O primeiro ataque quântico contra a criptografia usada no Bitcoin pode ser bem menos chamativo do que muita gente imagina. Em vez de um roubo imediato de grandes carteiras, o cenário mais provável, segundo executivos do setor, é uma série de invasões aparentemente comuns, sem pistas claras de que um computador quântico foi usado.

O que aconteceu: Christopher Smith, CEO e cofundador da Quantus Network, afirmou que um invasor com acesso a um computador quântico suficientemente poderoso poderia obter uma chave privada a partir de chaves públicas expostas na blockchain. Com isso, seria possível mover fundos sem invadir os sistemas internos de uma carteira, de um dispositivo ou de uma corretora.
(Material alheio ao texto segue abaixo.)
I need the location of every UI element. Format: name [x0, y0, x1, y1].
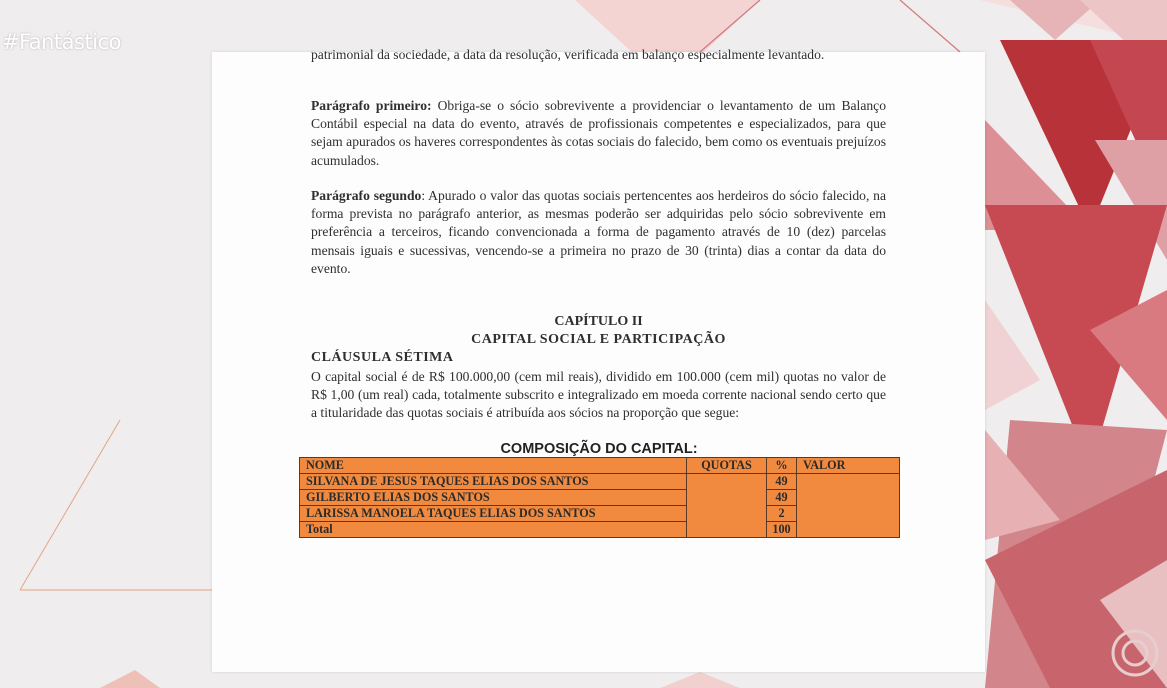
header-valor: VALOR: [797, 458, 900, 474]
total-label: Total: [300, 522, 687, 538]
paragraph-second-text: : Apurado o valor das quotas sociais pertencentes aos herdeiros do sócio falecido, na forma prevista no parágrafo anterior, as mesmas poderão ser adquiridas pelo sócio sobrevivente em preferência a terceiros, ficando convencionada a forma de pagamento através de 10 (dez) parcelas mensais iguais e sucessivas, vencendo-se a primeira no prazo de 30 (trinta) dias a contar da data do evento.: [311, 188, 886, 276]
header-percent: %: [767, 458, 797, 474]
header-nome: NOME: [300, 458, 687, 474]
paragraph-fragment: patrimonial da sociedade, a data da resolução, verificada em balanço especialmente levantado.: [311, 47, 825, 62]
valor-cell: [797, 474, 900, 538]
row-percent: 2: [767, 506, 797, 522]
header-quotas: QUOTAS: [687, 458, 767, 474]
total-percent: 100: [767, 522, 797, 538]
document-page: [212, 47, 985, 672]
row-nome: GILBERTO ELIAS DOS SANTOS: [300, 490, 687, 506]
row-percent: 49: [767, 490, 797, 506]
clause-title: CLÁUSULA SÉTIMA: [311, 350, 454, 365]
table-row: [300, 474, 900, 490]
channel-logo: #Fantástico: [2, 30, 121, 54]
quotas-cell: [687, 474, 767, 538]
chapter-title: CAPÍTULO II: [554, 314, 643, 329]
table-title: COMPOSIÇÃO DO CAPITAL:: [500, 441, 698, 457]
row-nome: SILVANA DE JESUS TAQUES ELIAS DOS SANTOS: [300, 474, 687, 490]
row-percent: 49: [767, 474, 797, 490]
capital-table: [299, 457, 900, 538]
chapter-subtitle: CAPITAL SOCIAL E PARTICIPAÇÃO: [471, 332, 726, 347]
paragraph-second: [311, 187, 886, 278]
row-nome: LARISSA MANOELA TAQUES ELIAS DOS SANTOS: [300, 506, 687, 522]
table-header-row: [300, 458, 900, 474]
paragraph-first-text: Obriga-se o sócio sobrevivente a providenciar o levantamento de um Balanço Contábil especial na data do evento, através de profissionais competentes e especializados, para que sejam apurados os haveres correspondentes às cotas sociais do falecido, bem como os eventuais prejuízos acumulados.: [311, 98, 886, 168]
clause-text: O capital social é de R$ 100.000,00 (cem mil reais), dividido em 100.000 (cem mil) quotas no valor de R$ 1,00 (um real) cada, totalmente subscrito e integralizado em moeda corrente nacional sendo certo que a titularidade das quotas sociais é atribuída aos sócios na proporção que segue:: [311, 369, 886, 421]
paragraph-first: [311, 97, 886, 170]
paragraph-first-label: Parágrafo primeiro:: [311, 98, 432, 113]
paragraph-second-label: Parágrafo segundo: [311, 188, 422, 203]
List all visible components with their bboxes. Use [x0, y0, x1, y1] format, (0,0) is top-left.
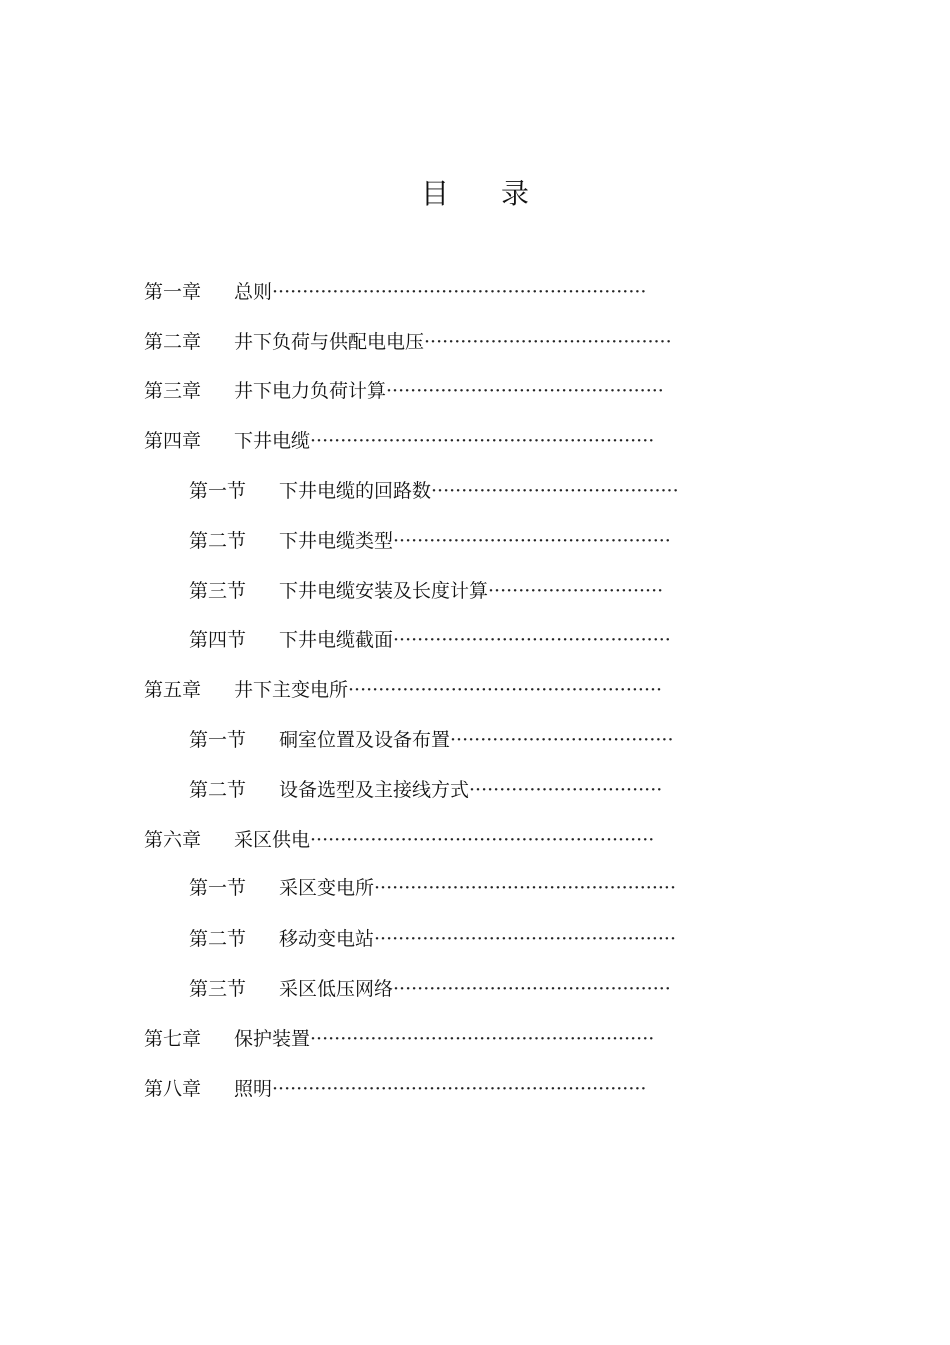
toc-entry-label: 第一节 — [189, 480, 247, 502]
toc-leader-dots: ························································· — [310, 430, 655, 452]
toc-entry-text: 井下负荷与供配电电压 — [234, 331, 425, 353]
toc-leader-dots: ········································· — [431, 480, 679, 502]
toc-entry-label: 第二节 — [189, 928, 247, 950]
toc-leader-dots: ·············································· — [393, 978, 671, 1000]
toc-entry-text: 下井电缆安装及长度计算 — [279, 580, 489, 602]
toc-entry-text: 硐室位置及设备布置 — [279, 729, 451, 751]
toc-entry-section[interactable] — [189, 476, 679, 506]
toc-entry-text: 采区低压网络 — [279, 978, 394, 1000]
toc-leader-dots: ·················································· — [374, 877, 676, 899]
toc-leader-dots: ·············································· — [393, 629, 671, 651]
toc-entry-chapter[interactable] — [144, 1074, 646, 1104]
toc-entry-section[interactable] — [189, 725, 673, 755]
toc-entry-chapter[interactable] — [144, 327, 672, 357]
toc-entry-text: 移动变电站 — [279, 928, 375, 950]
toc-entry-text: 下井电缆 — [234, 430, 311, 452]
toc-leader-dots: ····································· — [450, 729, 674, 751]
toc-entry-section[interactable] — [189, 873, 676, 903]
toc-entry-text: 下井电缆的回路数 — [279, 480, 432, 502]
toc-leader-dots: ························································· — [310, 1028, 655, 1050]
toc-leader-dots: ····························· — [488, 580, 664, 602]
toc-entry-label: 第二章 — [144, 331, 202, 353]
toc-entry-label: 第三节 — [189, 978, 247, 1000]
toc-entry-label: 第二节 — [189, 530, 247, 552]
toc-entry-label: 第一章 — [144, 281, 202, 303]
toc-title-char1: 目 — [420, 177, 449, 210]
toc-entry-label: 第五章 — [144, 679, 202, 701]
toc-leader-dots: ································ — [469, 779, 663, 801]
toc-leader-dots: ········································· — [424, 331, 672, 353]
toc-entry-label: 第一节 — [189, 877, 247, 899]
toc-entry-label: 第一节 — [189, 729, 247, 751]
toc-entry-label: 第四章 — [144, 430, 202, 452]
toc-leader-dots: ······························································ — [272, 281, 647, 303]
toc-leader-dots: ·················································· — [374, 928, 676, 950]
toc-entry-text: 井下主变电所 — [234, 679, 349, 701]
toc-entry-section[interactable] — [189, 924, 676, 954]
toc-entry-label: 第六章 — [144, 829, 202, 851]
toc-entry-label: 第八章 — [144, 1078, 202, 1100]
toc-entry-text: 保护装置 — [234, 1028, 311, 1050]
toc-leader-dots: ·············································· — [386, 380, 664, 402]
toc-entry-chapter[interactable] — [144, 825, 654, 855]
toc-entry-text: 采区变电所 — [279, 877, 375, 899]
toc-entry-text: 照明 — [234, 1078, 273, 1100]
toc-entry-label: 第四节 — [189, 629, 247, 651]
toc-entry-label: 第二节 — [189, 779, 247, 801]
toc-entry-chapter[interactable] — [144, 277, 646, 307]
toc-entry-section[interactable] — [189, 625, 671, 655]
toc-title-char2: 录 — [501, 177, 530, 210]
toc-entry-chapter[interactable] — [144, 1024, 654, 1054]
toc-leader-dots: ···················································· — [348, 679, 663, 701]
toc-entry-chapter[interactable] — [144, 426, 654, 456]
toc-entry-section[interactable] — [189, 974, 671, 1004]
toc-entry-text: 下井电缆截面 — [279, 629, 394, 651]
toc-entry-label: 第七章 — [144, 1028, 202, 1050]
toc-entry-section[interactable] — [189, 526, 671, 556]
toc-title — [0, 172, 950, 212]
toc-entry-text: 设备选型及主接线方式 — [279, 779, 470, 801]
toc-leader-dots: ························································· — [310, 829, 655, 851]
toc-entry-label: 第三节 — [189, 580, 247, 602]
toc-entry-label: 第三章 — [144, 380, 202, 402]
toc-entry-section[interactable] — [189, 775, 662, 805]
toc-entry-text: 采区供电 — [234, 829, 311, 851]
toc-entry-text: 总则 — [234, 281, 273, 303]
toc-entry-chapter[interactable] — [144, 675, 662, 705]
toc-leader-dots: ·············································· — [393, 530, 671, 552]
toc-entry-chapter[interactable] — [144, 376, 664, 406]
toc-entry-text: 井下电力负荷计算 — [234, 380, 387, 402]
toc-entry-text: 下井电缆类型 — [279, 530, 394, 552]
toc-entry-section[interactable] — [189, 576, 663, 606]
toc-leader-dots: ······························································ — [272, 1078, 647, 1100]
“Quando alguém quebra sua chave, você não recebe um memorando explicando como isso foi feito”, disse Smith. Na prática, isso dificultaria muito identificar o chamado “Dia Q”, nome dado ao momento hipotético em que computadores quânticos passariam a quebrar a criptografia de chave pública usada hoje.

Por que importa: segundo Smith, em um roubo contra uma organização altamente segura, a principal evidência forense poderia ser justamente a ausência de sinais de violação. Isso faria o primeiro ataque quântico parecer uma invasão comum, sem deixar rastros claros sobre o método usado.

Para o leitor brasileiro, o ponto central é que um eventual avanço desse tipo afetaria toda a infraestrutura baseada em criptografia de chave pública, incluindo serviços ligados ao mercado cripto.